Model Bella Hadid is at the centre of a racism row (with the hashtag #BellaHadidisRacist trending) following an Instagram story she posted at the airport.
The supermodel was criticised by Twitter and Instagram users after she shared a picture of her boot against a window to an airport runway, captioned "anotha one" (a pop culture reference to DJ Khaled's motto).
However, a few users called out the post as the planes in the background featured the UAE and Saudi Arabian flags. Some were insulted by the post as showing the sole of your shoe is considered in some parts of Arab culture to be an insult.
Professor Faegheh Shirazi, with Middle Eastern Studies at the University of Texas, told CNN it is offensive "regardless of the religious practices."
"Throwing a shoe or hitting someone with a shoe or showing the bottom of your shoe when sitting with legs up on a chair and facing another person all are culturally unacceptable and are considered to be a grave insult and belittling to a person," Shirazi said.
Some users reacted by calling for a boycott of brands Hadid has worked with including Fendi, Dior, Chanel, Louis Vuitton. Others attacked her modelling agency IMG Models online.
Vogue Arabia also reported that Dior removed images of Hadid from their social media account and that their own image of their former cover star was full of users calling for them to "stop working with Bella".
The model has since posted a bilingual apology on social media to address the controversy. She said that disappointing her fans "is what hurts [her] the most" and on Twitter said it was an "honest mistake on an early morning", continuing that she was "so sorry".
She explained, "The photo of my shoe on my Story yesterday had NOTHING to do with politics. I promise. I never noticed the planes in the background and that is the truth."
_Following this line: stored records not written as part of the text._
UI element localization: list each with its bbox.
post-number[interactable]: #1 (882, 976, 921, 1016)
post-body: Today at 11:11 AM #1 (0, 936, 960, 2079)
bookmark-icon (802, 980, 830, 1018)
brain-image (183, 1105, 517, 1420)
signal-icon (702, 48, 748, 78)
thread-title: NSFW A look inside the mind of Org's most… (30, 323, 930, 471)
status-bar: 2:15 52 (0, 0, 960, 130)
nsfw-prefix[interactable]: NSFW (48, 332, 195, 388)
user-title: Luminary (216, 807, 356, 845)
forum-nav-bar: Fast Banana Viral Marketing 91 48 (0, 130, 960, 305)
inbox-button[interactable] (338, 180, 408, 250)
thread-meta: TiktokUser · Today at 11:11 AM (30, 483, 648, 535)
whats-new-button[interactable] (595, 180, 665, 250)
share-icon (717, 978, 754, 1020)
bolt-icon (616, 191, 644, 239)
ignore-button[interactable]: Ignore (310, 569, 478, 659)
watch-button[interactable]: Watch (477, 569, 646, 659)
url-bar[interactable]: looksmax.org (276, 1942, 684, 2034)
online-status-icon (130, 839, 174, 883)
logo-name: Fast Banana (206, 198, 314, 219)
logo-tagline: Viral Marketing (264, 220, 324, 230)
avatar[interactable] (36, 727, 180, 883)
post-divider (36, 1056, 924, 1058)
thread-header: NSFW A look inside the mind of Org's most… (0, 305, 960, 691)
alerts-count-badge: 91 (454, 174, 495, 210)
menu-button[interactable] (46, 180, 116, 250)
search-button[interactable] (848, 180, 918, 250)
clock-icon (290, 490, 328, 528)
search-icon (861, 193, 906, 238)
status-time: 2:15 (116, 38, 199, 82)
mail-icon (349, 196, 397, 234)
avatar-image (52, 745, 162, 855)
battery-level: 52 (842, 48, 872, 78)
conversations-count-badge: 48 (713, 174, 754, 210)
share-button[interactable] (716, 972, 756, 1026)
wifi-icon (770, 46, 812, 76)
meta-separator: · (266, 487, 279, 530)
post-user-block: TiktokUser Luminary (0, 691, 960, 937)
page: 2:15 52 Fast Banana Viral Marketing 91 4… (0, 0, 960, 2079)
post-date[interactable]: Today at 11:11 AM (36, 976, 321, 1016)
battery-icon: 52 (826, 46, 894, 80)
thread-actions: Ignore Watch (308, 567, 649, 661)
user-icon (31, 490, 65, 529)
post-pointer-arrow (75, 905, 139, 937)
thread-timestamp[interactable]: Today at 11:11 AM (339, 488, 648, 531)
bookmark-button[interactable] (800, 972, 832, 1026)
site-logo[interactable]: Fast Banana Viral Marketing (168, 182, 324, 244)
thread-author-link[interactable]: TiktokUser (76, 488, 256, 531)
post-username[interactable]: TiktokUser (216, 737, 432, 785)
"I would never mean to disrespect these airlines, let alone these amazing countries. I absolutely love these airlines, with the best planes and people."
Shortly prior to the plane photo, Hadid had caused tensions when she posted a screenshot of a New York Times article to an Instagram story.
The article was a response to the current political crisis in Sudan, in which protestors have been calling for an end to a transitional military council and a return to civilian rule following the ousting of former President Omar al-Bashir.
The Sudanese military have been criticised after attacking protestors on June 3 which reportedly left at least 30 dead, and has drawn international condemnation - inspiring many social media users to change their icons to blue in support of the Sudanese people.
The article was titled "The Princes Who Want to Destroy Any Hope for Arab Democracy" and included the subheading "Why Saudi Arabia and the United Arab Emirates are backing military leaders who kill demonstrators."
Hadid captioned the screenshot, "Outrageous and inhuman. Praying for #sudan"
Vogue Arabia reported that she later took down the story, however she has kept up a post on her Instagram which depicts a woman holding up a "Stay Strong Sudan" sign. Her caption omits any references to the UAE and Saudi Arabia and reads, "It makes my heart so heavy to think about the men and women in Sudan, being beaten, murdered, raped, and oppressed like this...Nobody deserves this kind of torture and we need to show Sudan that we are here for the them and aware of the changes that need to happen."
Hadid appeared to refer to her sharing of the article on social media and said in her statement, "I want to send a sincere apology to those who ever thought I would put blame on them, especially to Saudi Arabia and the UAE. This was never the case and I hope you can understand the misunderstanding. I will be more responsible when bringing awareness to all causes, including my beloved Middle Eastern community."
She also wrote, "I would never want my posts or platform to be used for hate against anyone, especially those of my own beautiful & powerful heritage. I love and care so much about the Muslim and Arab side of my family, as well as my brothers and sisters throughout the world."
"Not only do I have so much respect from the bottom of my heart, I have always tried to stand up for what I feel is right, especially regarding the Middle East. I have never and will never be the one to talk down on these countries."
Hadid and her sister Gigi Hadid are the children of Palestinian real estate mogul Mohamed Hadid and Dutch model Yolanda Hadid. The pair appeared to support Hadid on Instagram following the outbreak of the #BellaHadidisRacist hashtag, as yesterday her father wrote in the comments of her latest Instagram post, "I love you baby bella. From my heart. You are pure."
Her mother Yolanda also commented "I love you my sweet angel" at least four times on the same post and has blocked comments on her latest post as on previous ones commenters left the Saudi Arabian and UAE flag emojis.
One user wrote, "It's your second mistake and second apologize! If you really thinks that what you did is wrong why you did it again? I'm sure you apologise because Dior deleted their last posts of you, and you're afraid of more losses. [sic]"
Others posted photos of their own shoes held up against images of Bella Hadid, with one writing, "Sorry I didn't mean that"
Another also tweeted Dior directly and wrote, "I'm never buying anything from Dior until a formal cancelation [sic] is issued on Bella Hadid."
Hadid has not posted again since issuing her statement this morning.